While i admit that times are different and the amount of things that goes by mail these days are getting lesser and lesser as folks go cashless and more things are available on the web for one to check. E.g CDP Statements, Brokerage Statements, Bank Account Statements etc, my understanding would be that the business is quite a human intensive business as last mile delivery involves a high amount of labour. As such, it should be alright to scale it down if volumes are down and use more technology in sorting and planning of deliveries to achieve cost efficiency.
3) Poor Record of Acquisitions
Probably one of the biggest weakness is that in trying to expand its revenue stream, it has made some bad acquisitions. In 2015 it acquired Jagged Peak and Tradeglobal which both went into Chapter 11 (Bankruptcy Proceedings) a few years later. Both of them cost around $190 million USD in total and its roughly 15% of current market cap.
Fast forwarding to present, it has acquired Freight Management Holdings. Once again, it has recorded a goodwill of 181 million SGD on its balance sheet.
While the company has performed well for FY 2020 (PBT 20.1 million) and FY 2021 (PBT 25.8 million), it seems to have subsided in performance as it recorded 8.85 million profit after tax for its most recent financial year. This might start to show cracks in its acquisition which might result in further goodwill impairment down the road
(20.1 mil AUD PBT in July 19 to June 2020, 25.8 mil PBT in July 2020 to June 2021,
8.85 mil SGD Profit April 2021 to March 2022)
4) Failed to improve profits of the company
Back in 2003 when it first listed, Singpost recorded 380.9 million in Revenue and 101.3 million in net profit in FY 2002.
Fast Forward to 2022, it has recorded 1404.6 million in Revenue but 47 million in net profit in FY 2021.
As such, if we look at it from a profit point of view, it seems to have taken many steps back and if we factor in inflation in the analysis, it seems to be doing much worst now.
ConclusionThere is no denying that the postal business is declining even though e-commerce is growing in the domestic postal business as Letters and Printed Paper continue to decline.
Profitability on most fronts are likely to be threatened as the margins for e-commerce is likely to be lower than traditional mail while its logistics segment's acquisitions has shown some signs of poor recent results.
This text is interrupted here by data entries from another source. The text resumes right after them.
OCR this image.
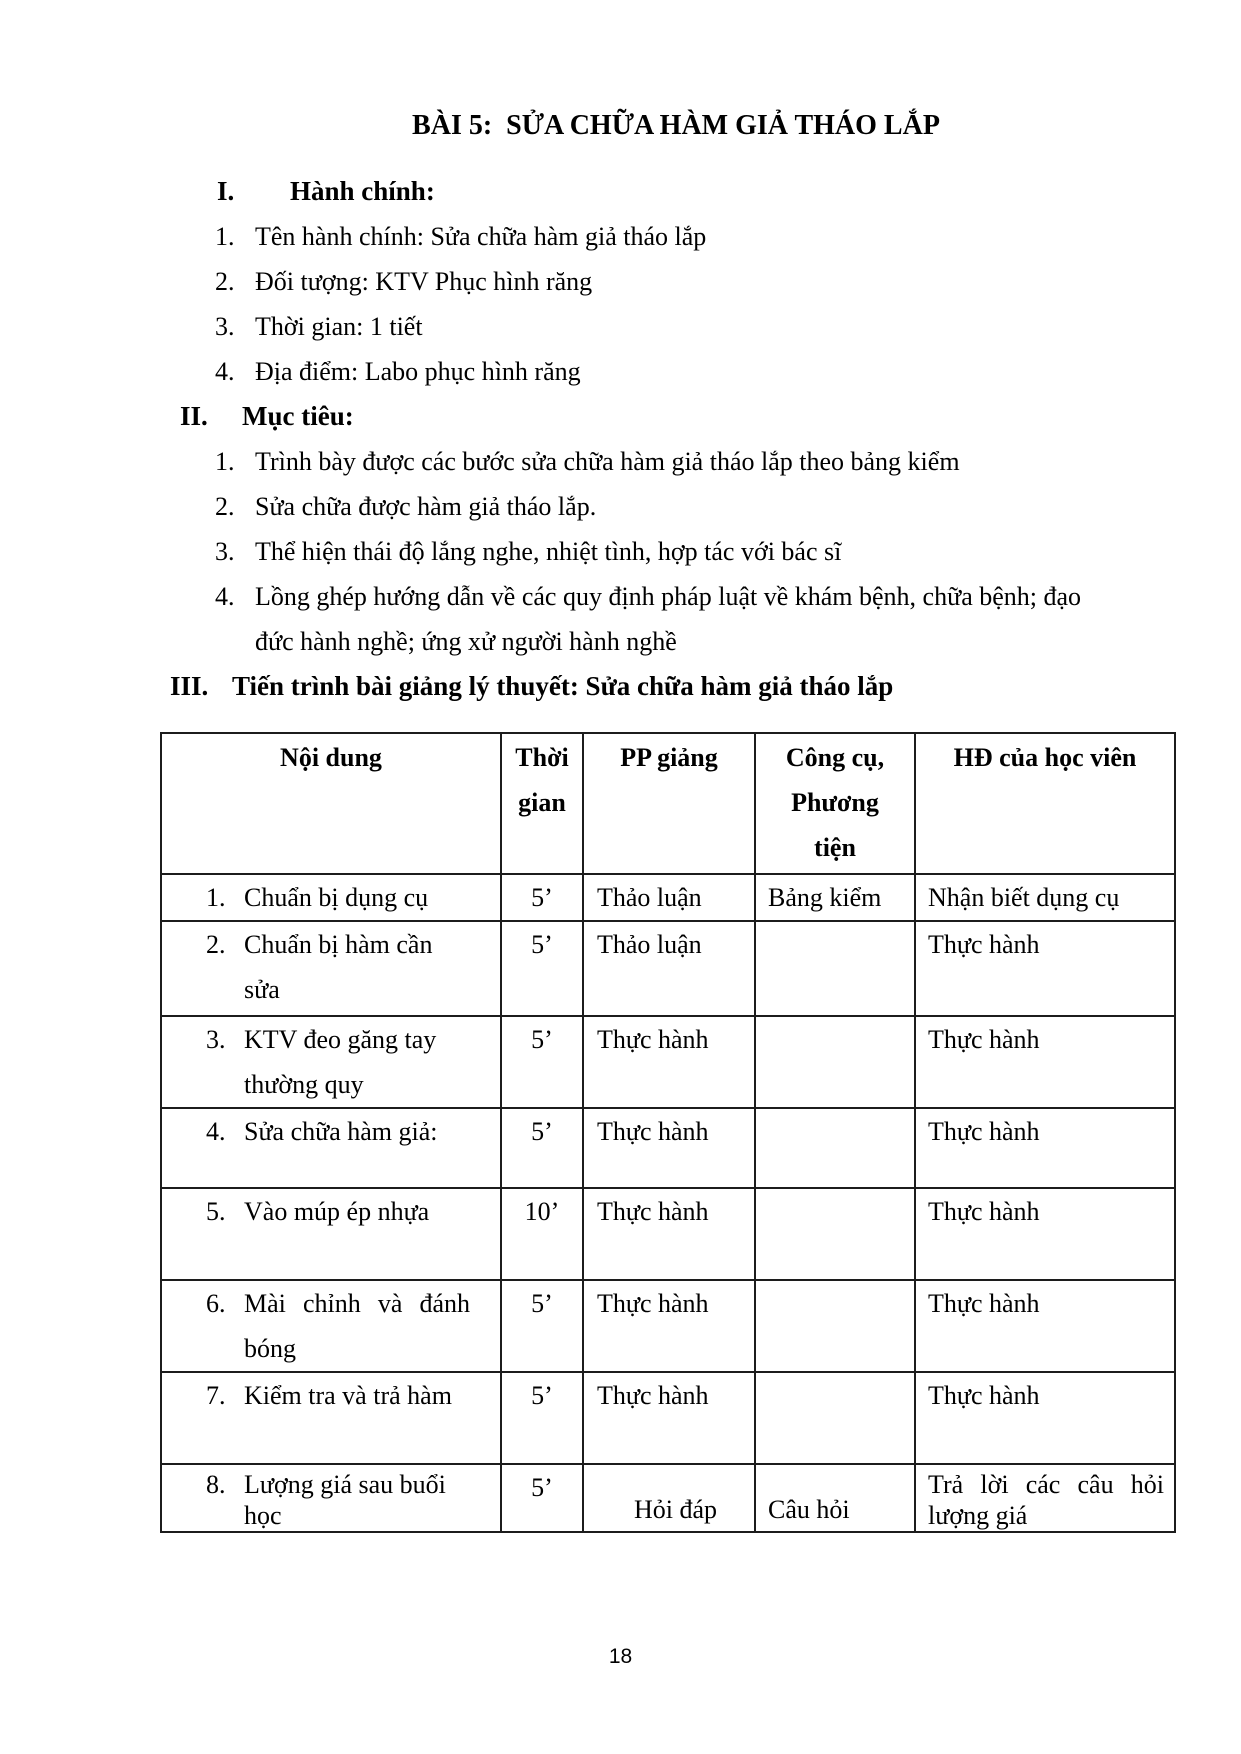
BÀI 5:  SỬA CHỮA HÀM GIẢ THÁO LẮP
I. Hành chính:
1. Tên hành chính: Sửa chữa hàm giả tháo lắp
2. Đối tượng: KTV Phục hình răng
3. Thời gian: 1 tiết
4. Địa điểm: Labo phục hình răng
II. Mục tiêu:
1. Trình bày được các bước sửa chữa hàm giả tháo lắp theo bảng kiểm
2. Sửa chữa được hàm giả tháo lắp.
3. Thể hiện thái độ lắng nghe, nhiệt tình, hợp tác với bác sĩ
4. Lồng ghép hướng dẫn về các quy định pháp luật về khám bệnh, chữa bệnh; đạo đức hành nghề; ứng xử người hành nghề
III. Tiến trình bài giảng lý thuyết: Sửa chữa hàm giả tháo lắp
Nội dung	Thời gian	PP giảng	Công cụ, Phương tiện	HĐ của học viên

1. Chuẩn bị dụng cụ	5’	Thảo luận	Bảng kiểm	Nhận biết dụng cụ

2. Chuẩn bị hàm cần sửa	5’	Thảo luận		Thực hành

3. KTV đeo găng tay thường quy	5’	Thực hành		Thực hành

4. Sửa chữa hàm giả:	5’	Thực hành		Thực hành

5. Vào múp ép nhựa	10’	Thực hành		Thực hành

6. Mài chỉnh và đánh bóng	5’	Thực hành		Thực hành

7. Kiểm tra và trả hàm	5’	Thực hành		Thực hành

8. Lượng giá sau buổi học	5’	Hỏi đáp	Câu hỏi	Trả lời các câu hỏi lượng giá
18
Also, the company has already shown poorer 1Q FY 2022
Having said that, the company still has some real deep value as the Singpost building is a deep value that will only be realized should the company decide to relocate its postal business or do away with it.
With a GFA of 137,227 SQM and assessing that Paya Lebar Square Offices has a Price Per SQM of $19,302(From Low Keng Huat Annual Report) , the valuation of the Singpost building would be around 2.6 billion . However, as it has only around 59 years left, it is likely to have a lower valuation.
To put it simply, to buy it for value play, it does not make sense as it is unlikely currently that Singpost would vacate the building.
To buy it for rental play, the Singpost building by itself is not attractive as its profits is around 52 million or 1.9 cents earnings per share per year.
To buy it for growth, there has to be a turn around in profits first which would likely to be driven by logistics or future acquisitions. Unfortunately, profits have been on a downtrend.
To buy it for strong leadership, i have not seen any outstanding points that suggest that this guy can be the next Jeff Bezos , Yu Huijiao (YTO Express CEO) or Wang Wei ( Founder of SF Express)
With that, i would not be considering purchasing Singpost at its current price.